Take energy into public ownership

Submitted by AWL on 18 January, 2022 - 4:34 Author: Mohan Sen
Pylons

In two months the number of UK households living in “fuel stress” — spending at least 10% of our budget on energy bills — is likely to treble. Yet Keir Starmer’s Labour leadership insists the energy industry that created this mess should carry on as before.

The broadly right-wing Labour, but serious and thoughtful, Resolution Foundation think tank says that when the cap on bills rises in April the proportion of “stressed” households will leap to 27%. (That assumes an increase of around 50%, to something like £2,000 a year. Energy regulator Ofgem will announce the new cap on 7 February.)

Labour has focused heavily on temporarily removing VAT on bills — which would make a pretty small difference and benefit those with the biggest bills, likely to be better off, the most.

The Resolution Foundation is right that part of the answer must be increasing benefits, i.e. the opposite of what the Tories have been doing. It could have added: and wages. The energy crisis should be a wake up call to the labour movement to start fighting seriously for decent pay rises for all.

But to prevent similar crises in future and transform the system, we need to change the whole way the energy industry works — and that means changing its ownership.

On 17 January Starmer reiterated, on LBC radio, that he’s “not in favour of nationalisation”. He also said that in September, on the same day Labour conference voted overwhelmingly to say that the imperative of planning carbon-emission cuts demands “public ownership of energy including energy companies, creating an integrated, democratic system”.

Energy companies have seen their profits fall. Some 30 operating in the UK have gone bust this year. But that comes after years of most companies making big profits — at the expense of people’s household budgets and investment in urgent tasks like tackling carbon emissions.

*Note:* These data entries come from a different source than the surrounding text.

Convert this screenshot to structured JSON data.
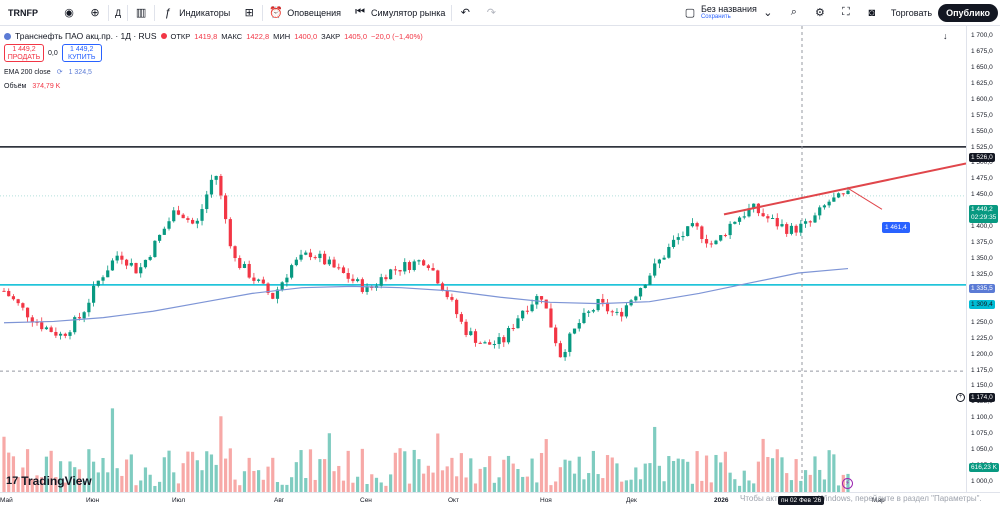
{
  "toolbar": {
    "symbol": "TRNFP",
    "interval": "Д",
    "indicators": "Индикаторы",
    "alerts": "Оповещения",
    "replay": "Симулятор рынка",
    "layout_name": "Без названия",
    "layout_status": "Сохранить",
    "trade": "Торговать",
    "publish": "Опублико"
  },
  "legend": {
    "title": "Транснефть ПАО акц.пр. · 1Д · RUS",
    "open_label": "ОТКР",
    "open": "1419,8",
    "high_label": "МАКС",
    "high": "1422,8",
    "low_label": "МИН",
    "low": "1400,0",
    "close_label": "ЗАКР",
    "close": "1405,0",
    "change": "−20,0 (−1,40%)",
    "sell_price": "1 449,2",
    "sell_label": "ПРОДАТЬ",
    "spread": "0,0",
    "buy_price": "1 449,2",
    "buy_label": "КУПИТЬ",
    "ema_label": "EMA 200 close",
    "ema_value": "1 324,5",
    "vol_label": "Объём",
    "vol_value": "374,79 K"
  },
  "price_axis": [
    "1 700,0",
    "1 675,0",
    "1 650,0",
    "1 625,0",
    "1 600,0",
    "1 575,0",
    "1 550,0",
    "1 525,0",
    "1 500,0",
    "1 475,0",
    "1 450,0",
    "1 425,0",
    "1 400,0",
    "1 375,0",
    "1 350,0",
    "1 325,0",
    "1 300,0",
    "1 275,0",
    "1 250,0",
    "1 225,0",
    "1 200,0",
    "1 175,0",
    "1 150,0",
    "1 125,0",
    "1 100,0",
    "1 075,0",
    "1 050,0",
    "1 025,0",
    "1 000,0"
  ],
  "price_tags": {
    "level_high": "1 526,0",
    "current": "1 449,2",
    "countdown": "02:29:35",
    "ema": "1 335,5",
    "level_mid": "1 309,4",
    "level_low": "1 174,0",
    "volume": "616,23 K",
    "callout": "1 461,4"
  },
  "time_axis": [
    "Май",
    "Июн",
    "Июл",
    "Авг",
    "Сен",
    "Окт",
    "Ноя",
    "Дек",
    "2026",
    "Мар"
  ],
  "crosshair_date": "пн 02 Фев '26",
  "watermark": "Чтобы активировать Windows, перейдите в раздел \"Параметры\".",
  "brand": "TradingView",
  "colors": {
    "up": "#089981",
    "down": "#f23645",
    "ema": "#7e95d6",
    "hline_top": "#131722",
    "hline_mid": "#00bcd4",
    "trendline": "#e0464b",
    "accent": "#2962ff"
  },
  "chart_data": {
    "type": "candlestick",
    "x_labels": [
      "Май",
      "Июн",
      "Июл",
      "Авг",
      "Сен",
      "Окт",
      "Ноя",
      "Дек",
      "2026",
      "Мар"
    ],
    "ylim": [
      1000,
      1710
    ],
    "close_path": [
      1300,
      1270,
      1245,
      1230,
      1260,
      1320,
      1360,
      1330,
      1380,
      1430,
      1400,
      1490,
      1350,
      1320,
      1290,
      1340,
      1360,
      1340,
      1320,
      1300,
      1330,
      1340,
      1350,
      1300,
      1240,
      1215,
      1220,
      1270,
      1295,
      1200,
      1250,
      1280,
      1260,
      1300,
      1340,
      1380,
      1400,
      1370,
      1410,
      1430,
      1410,
      1395,
      1405,
      1440,
      1449
    ],
    "ema_200": [
      1250,
      1252,
      1258,
      1268,
      1282,
      1296,
      1305,
      1307,
      1305,
      1300,
      1290,
      1282,
      1280,
      1283,
      1296,
      1312,
      1328,
      1335
    ],
    "horizontal_levels": [
      1526.0,
      1309.4,
      1174.0
    ]
  }
}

Public ownership would allow surpluses to go into reducing bills and investing to improve the system — and publicly subsidy when and where necessary to prevent crises.

Labour says it wants investments in renewables (and nuclear) and measures like insulation. It wants a windfall tax on North Sea oil and gas producers, who are benefiting from high prices. That’s fine, and more generally we need taxation of the rich and big business — something Labour avoids.

But as in social care, childcare and many other sectors, the discussion is about public handouts to profit-making private companies. In energy and elsewhere, we need to shift it towards public ownership, and democratic control.

The labour movement should fight for Labour conference’s policy to be put into practice: for full public ownership of energy, alongside urgent measures to defend incomes and household budgets in this crisis.